The Supreme Court granted certiorari on May 28, 2013 in Mississippi ex rel. Hood v. AU Optronics Corp., 701 F.3d 796 (5th Cir. 2012) to settle a circuit split over how the “mass action” removal provision of the Class Action Fairness Act (CAFA) applies to state attorney general suits.

In AU Optronics, the Mississippi attorney general filed price-fixing claims against several electronics manufacturers alleging a conspiracy to fix prices on LCD displays. Defendants removed the case to federal court, arguing that the case was a “mass action” under CAFA, § 1332(d)(11)(B), because the “real parties in interest” in the suit included Mississippi consumers who numbered more than 100 and were completely diverse from defendants – thereby fulfilling CAFA’s numerosity and minimal diversity requirements. The Fifth Circuit held that while the State was a real party in interest in the suit, so were the consumers and that was sufficient to fulfill CAFA’s mass action removal requirements.
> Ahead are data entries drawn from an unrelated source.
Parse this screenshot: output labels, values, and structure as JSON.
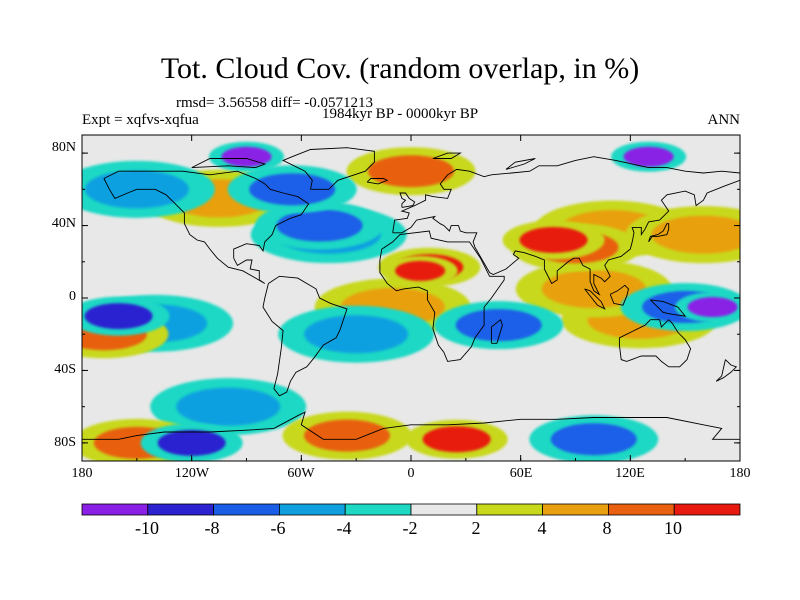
{
  "header": {
    "title": "Tot. Cloud Cov. (random overlap, in %)",
    "stats": "rmsd= 3.56558 diff= -0.0571213",
    "period": "1984kyr BP - 0000kyr BP",
    "expt": "Expt = xqfvs-xqfua",
    "season": "ANN"
  },
  "map": {
    "lat_ticks": [
      "80N",
      "40N",
      "0",
      "40S",
      "80S"
    ],
    "lon_ticks": [
      "180",
      "120W",
      "60W",
      "0",
      "60E",
      "120E",
      "180"
    ],
    "background_color": "#e8e8e8",
    "coastline_color": "#000000"
  },
  "colorbar": {
    "labels": [
      "-10",
      "-8",
      "-6",
      "-4",
      "-2",
      "2",
      "4",
      "8",
      "10"
    ],
    "colors": [
      "#8a20e6",
      "#2c22d0",
      "#1a5ee8",
      "#10a0e0",
      "#1ed8c4",
      "#e8e8e8",
      "#c8d81a",
      "#e8a010",
      "#e86010",
      "#e81a10"
    ]
  },
  "features": {
    "positive_regions": [
      {
        "name": "sahara",
        "level": 4,
        "lon": 10,
        "lat": 17
      },
      {
        "name": "sahara-core",
        "level": 5,
        "lon": 5,
        "lat": 15
      },
      {
        "name": "india-china",
        "level": 3,
        "lon": 90,
        "lat": 28
      },
      {
        "name": "tibet",
        "level": 4,
        "lon": 78,
        "lat": 32
      },
      {
        "name": "east-asia",
        "level": 2,
        "lon": 110,
        "lat": 38
      },
      {
        "name": "north-pacific-band",
        "level": 2,
        "lon": 160,
        "lat": 35
      },
      {
        "name": "south-pacific-warm",
        "level": 3,
        "lon": -168,
        "lat": -20
      },
      {
        "name": "aus-north",
        "level": 2,
        "lon": 125,
        "lat": -12
      },
      {
        "name": "se-asia",
        "level": 2,
        "lon": 100,
        "lat": 5
      },
      {
        "name": "south-atlantic-ring",
        "level": 2,
        "lon": -10,
        "lat": -5
      },
      {
        "name": "north-america",
        "level": 2,
        "lon": -105,
        "lat": 55
      },
      {
        "name": "antarctic-warm-1",
        "level": 4,
        "lon": 25,
        "lat": -78
      },
      {
        "name": "antarctic-warm-2",
        "level": 3,
        "lon": -35,
        "lat": -76
      },
      {
        "name": "antarctic-warm-3",
        "level": 3,
        "lon": -150,
        "lat": -80
      },
      {
        "name": "arctic-warm",
        "level": 3,
        "lon": 0,
        "lat": 70
      }
    ],
    "negative_regions": [
      {
        "name": "pacific-band",
        "level": -2,
        "lon": -140,
        "lat": -14
      },
      {
        "name": "pacific-band-core",
        "level": -4,
        "lon": -160,
        "lat": -10
      },
      {
        "name": "west-pacific",
        "level": -3,
        "lon": 150,
        "lat": -5
      },
      {
        "name": "west-pacific-core",
        "level": -5,
        "lon": 165,
        "lat": -5
      },
      {
        "name": "north-atlantic",
        "level": -2,
        "lon": -45,
        "lat": 35
      },
      {
        "name": "north-atlantic-core",
        "level": -3,
        "lon": -50,
        "lat": 40
      },
      {
        "name": "arctic-canada",
        "level": -5,
        "lon": -90,
        "lat": 78
      },
      {
        "name": "arctic-siberia",
        "level": -5,
        "lon": 130,
        "lat": 78
      },
      {
        "name": "labrador",
        "level": -3,
        "lon": -65,
        "lat": 60
      },
      {
        "name": "north-pacific",
        "level": -2,
        "lon": -150,
        "lat": 60
      },
      {
        "name": "south-atlantic",
        "level": -2,
        "lon": -30,
        "lat": -20
      },
      {
        "name": "south-ocean-1",
        "level": -2,
        "lon": -100,
        "lat": -60
      },
      {
        "name": "antarctic-cool-1",
        "level": -4,
        "lon": -120,
        "lat": -80
      },
      {
        "name": "antarctic-cool-2",
        "level": -3,
        "lon": 100,
        "lat": -78
      },
      {
        "name": "madagascar",
        "level": -3,
        "lon": 48,
        "lat": -15
      }
    ]
  }
}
The Fifth Circuit’s “claim-by-claim” approach contrasts with an opinion from the Fourth Circuit which reached the opposite conclusion when confronted with a nearly identical price-fixing suit against the same defendant. In that case, the Fourth Circuit had applied a different, “whole complaint” rule which held that the State’s presence in the suit defeated removal. The Supreme Court’s decision will be one to watch both in terms of the Court’s general approach to CAFA and to the removability of state attorney general cases.